Leinster and new scrum coach Marco Caputo make a perfect blend
There were days when Marco Caputo was stirring the grounds in his Canberra coffee shop, and during that languorous wait for the intoxicating brew to steep, when he wondered would he ever again get a chance to coach.
Three years had elapsed since a damaging tussle with Jake White, the former coach of ACT Brumbies whose arrival in the Australian Capital Territory brought it with a ruthlessness that didn’t sit well with some staff who were already there.
Caputo (43), who was capped five times for the Wallabies and featured against Connacht on his country’s last unbeaten tour of the British Isles in 1996, was edged out as White ultimately took control of a struggling franchise which, to the South African World Cup winner’s credit, he would ultimately bring to a Super Rugby final last season.
Caputo reportedly threatened to go to court to seek extra severance pay and damages before he and the club reached a confidential settlement.

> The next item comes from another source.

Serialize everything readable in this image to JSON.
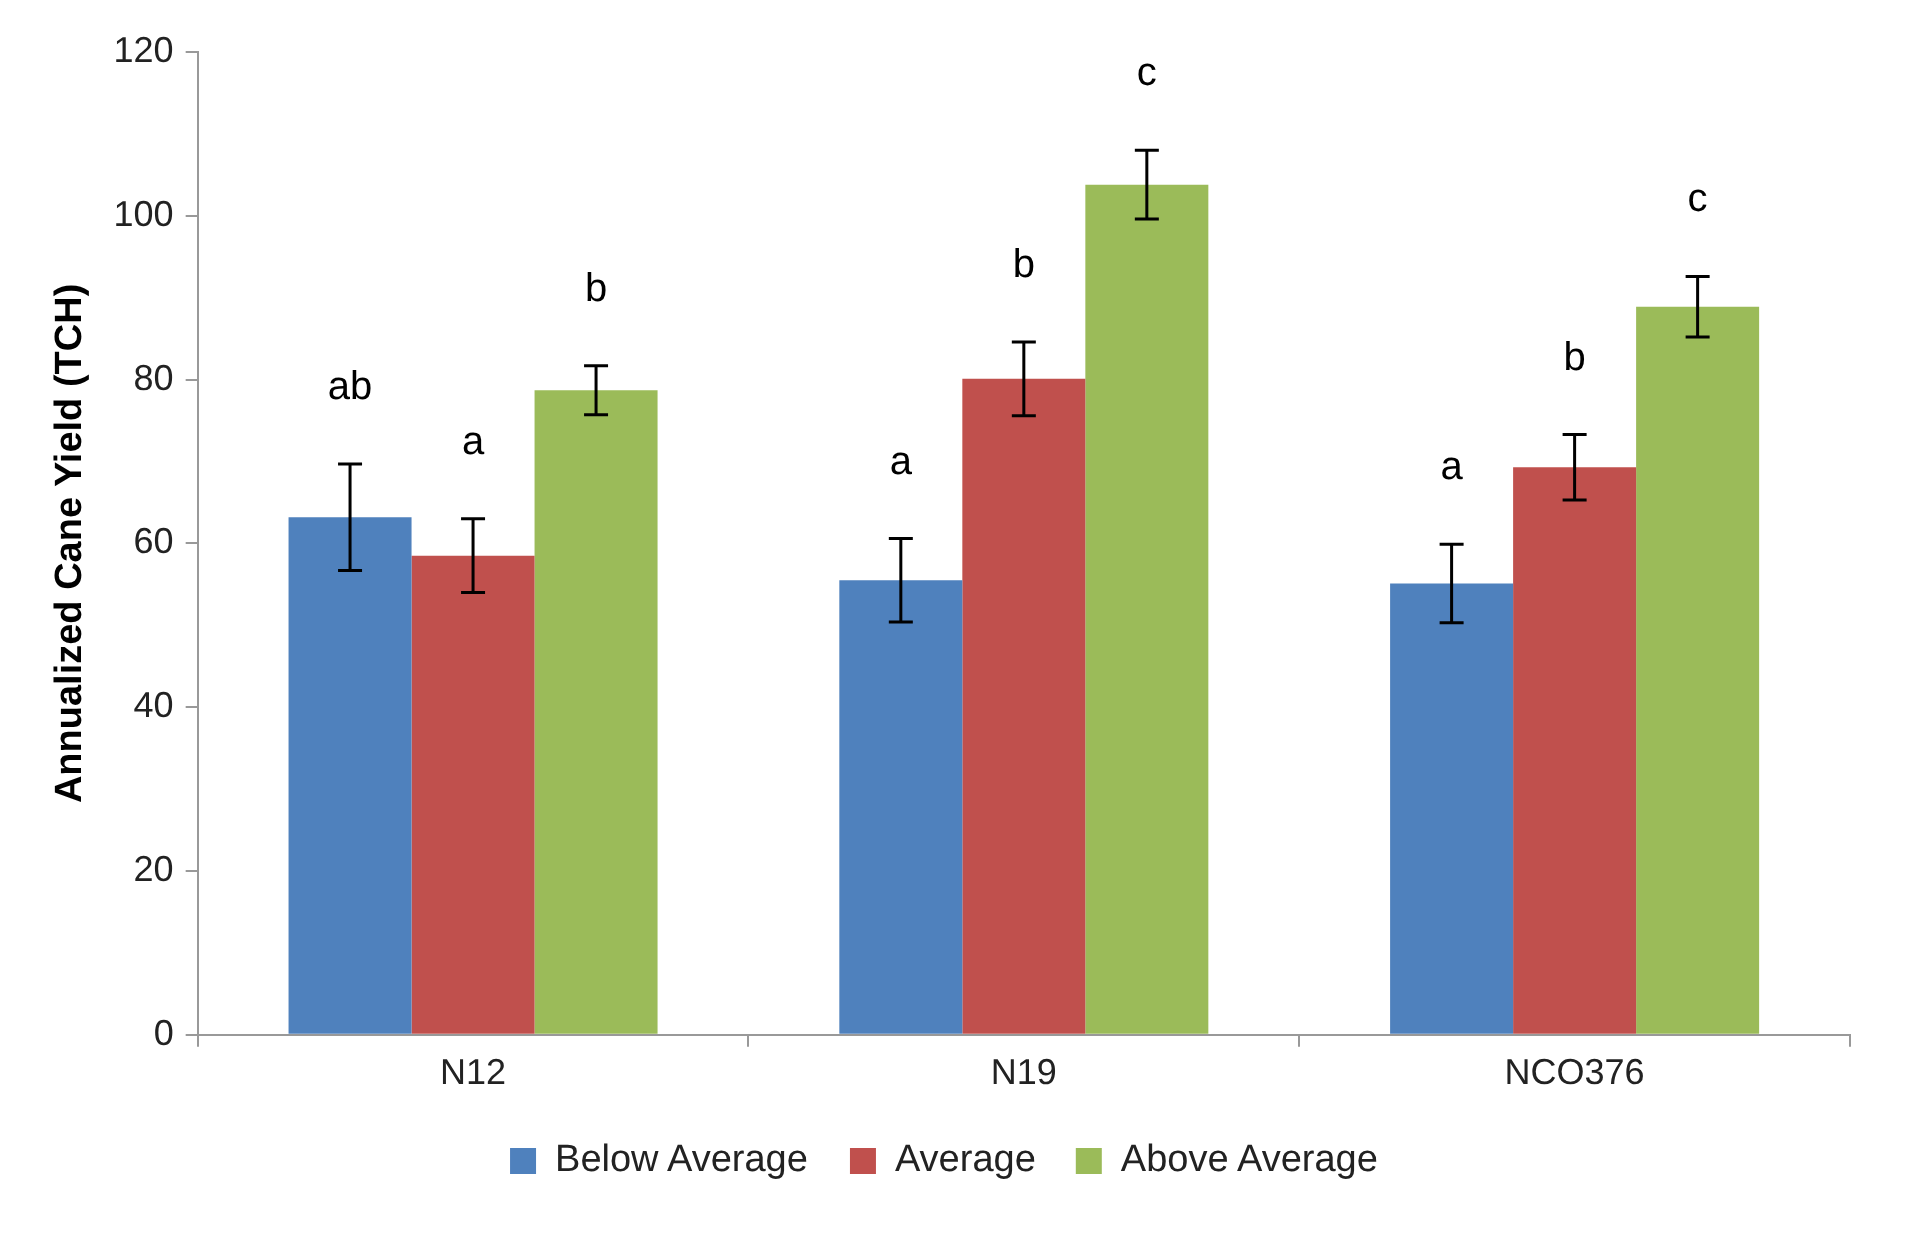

And so he went off to grind coffee beans, running the Piccolo coffee shop in the University of Canberra. And, as he measured out his life in coffee spoons, he waited for the phone to ring.
Sometimes it did; he managed a consultancy gig with Mitsubishi in Japan; oft-times it didn’t.
Then, one day, a familiar voice entreated him down the line from the other side of the world. “Fancy coming to Dublin, mate?” It wasn’t so much the offer that he couldn’t refuse, rather the person proffering it. He and Matt O’Connor played together as 12-year-olds.
“Matt and I go back a long way,” says Caputo, who apart from the Brumbies, had a peripatetic playing career embracing Worcester, Clermont and Harlequins. “We played all our junior rugby together, right from the age of 10 up to senior rugby, so we have got a long association.
“This is the first time we have actually worked together. It should be good, we have very similar philosophies on the game and how it should be played with particular reference to the set-piece so, yeah, we are very like-minded in that respect.
“Leinster have a fantastic reputation, particularly in the northern hemisphere in European rugby, so the opportunity to come to Leinster wasn’t really one I had to mull over too long.
“It was a great opportunity from a career point of view. You know, the depth of talent they have here, the fact that they are consistently at the top of the tree as far as the leaders of European rugby go, it was really a no-brainer for me.”
The family will follow – he has three kids, Sophia (16), Joseph (14) and Milli (4) – and as he sees it, Leinster will provide him with both a lifestyle change and an opportunity to rejuvenate his passion for coaching, a thirst which threatened to be utterly quenched by his ill-timed exit from the Brumbies.
“We are looking at it as a great experience to do as a family,” he says. “Dublin is a great town, gateway to Europe, so hopefully things will work out on the pitch and off the pitch as well.”
Ask him had he become disenchanted with coaching and he hardly hesitates in delivering his answer.
“A little, yeah, I think so,” he confirms. “The reality of coaching is that a new coach comes in and there is always a little bit of collateral damage there, so I had a little bit of time outside the game.
“But in the last couple of seasons, I have been working as consultant with Mitsubishi in Japan, which has reinvigorated my desire to get back on the horse so, yeah, I’m ready to go.”
With a Leinster pack dominated by Ireland internationals, Caputo’s role as scrum coach might seem to be a handy number; he himself believes that he can render even more improvement to the well-oiled unit.
“Leinster are renowned as a team that plays a lot with the ball and plays positive rugby,” he says.
“What I would like to do is take the function of the scrum to a point where it is spoken about as a key strength, a key part of the Leinster game.
“I want there to be real confidence every time Leinster find themselves in a decent field position, that they can go in the scrum and get a consistently positive outcome.
“If you ask anyone around the world would they like to work with someone like Cian Healy, he’s a remarkable player.”
Healy may find the relationship stimulating in more ways than one, given his status as the leading coffee enthusiast in the Leinster pack.